With MLton and mlprof, you can profile your program to
find out how many bytes each function allocates.  To do so, compile
your program with -profile alloc.  For example, suppose that
list-rev.sml is the following.
fun append (l1, l2) =
   case l1 of
      [] => l2
    | x :: l1 => x :: append (l1, l2)
fun rev l =
   case l of
      [] => []
    | x :: l => append (rev l, [x])
val l = List.tabulate (1000, fn i => i)
val _ = 1 + hd (rev l)
Compile and run list-rev as follows.
% mlton -profile alloc list-rev.sml
% ./list-rev
% mlprof -show-line true list-rev mlmon.out
6,030,136 bytes allocated (108,336 bytes by GC)

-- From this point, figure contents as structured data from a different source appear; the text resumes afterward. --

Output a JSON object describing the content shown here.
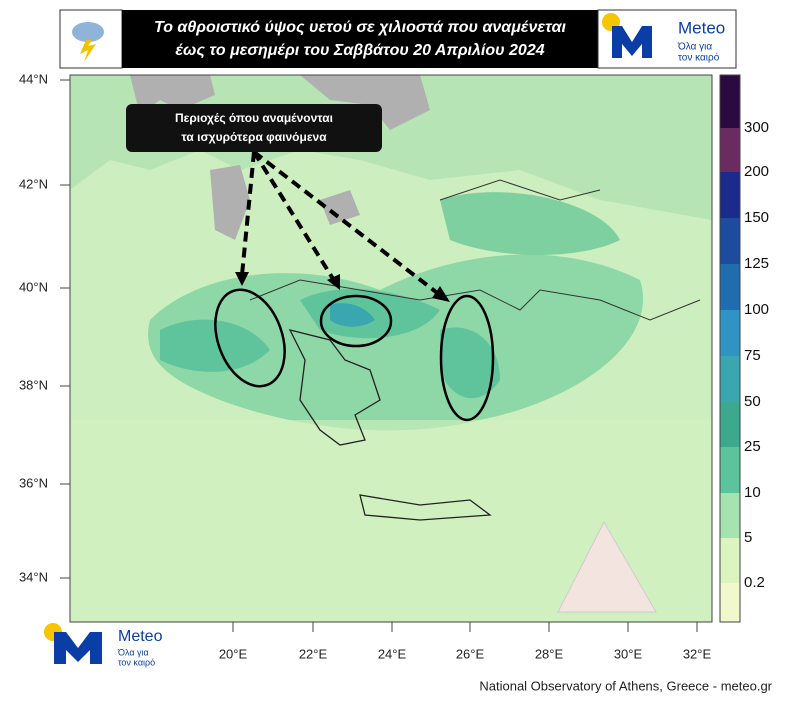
{
  "header": {
    "title_lines": [
      "Το αθροιστικό ύψος υετού σε χιλιοστά που αναμένεται",
      "έως το μεσημέρι του Σαββάτου 20 Απριλίου 2024"
    ]
  },
  "logo": {
    "name": "Meteo",
    "tagline": [
      "Όλα για",
      "τον καιρό"
    ]
  },
  "annotation": {
    "lines": [
      "Περιοχές όπου αναμένονται",
      "τα ισχυρότερα φαινόμενα"
    ]
  },
  "map": {
    "lat_labels": [
      "44°N",
      "42°N",
      "40°N",
      "38°N",
      "36°N",
      "34°N"
    ],
    "lon_labels": [
      "20°E",
      "22°E",
      "24°E",
      "26°E",
      "28°E",
      "30°E",
      "32°E"
    ]
  },
  "colorbar": {
    "labels": [
      "300",
      "200",
      "150",
      "125",
      "100",
      "75",
      "50",
      "25",
      "10",
      "5",
      "0.2"
    ],
    "colors": [
      "#2b0b3f",
      "#6a2c60",
      "#1c2a8c",
      "#1d4c9e",
      "#1f6cae",
      "#2f93c4",
      "#3aa6b0",
      "#3ca98f",
      "#5cc49c",
      "#a5e3b0",
      "#dcf4c0",
      "#f0f8cc",
      "#ffffff"
    ]
  },
  "footer": "National Observatory of Athens, Greece - meteo.gr"
}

       function          cur
----------------------- -----
append  list-rev.sml: 1 97.6%
<gc>                     1.8%
<main>                   0.4%
rev  list-rev.sml: 6     0.2%
The data shows that most of the allocation is done by the append
function defined on line 1 of list-rev.sml.  The table also shows
how special functions like gc and main are handled: they are
printed with surrounding brackets.  C functions are displayed
similarly.  In this example, the allocation done by the garbage
collector is due to stack growth, which is usually the case.
The run-time performance impact of allocation profiling is noticeable, because it inserts additional C calls for object allocation.
Compile with -profile alloc -profile-branch true to find out how
much allocation is done in each branch of a function; see
ProfilingCounts for more details on -profile-branch.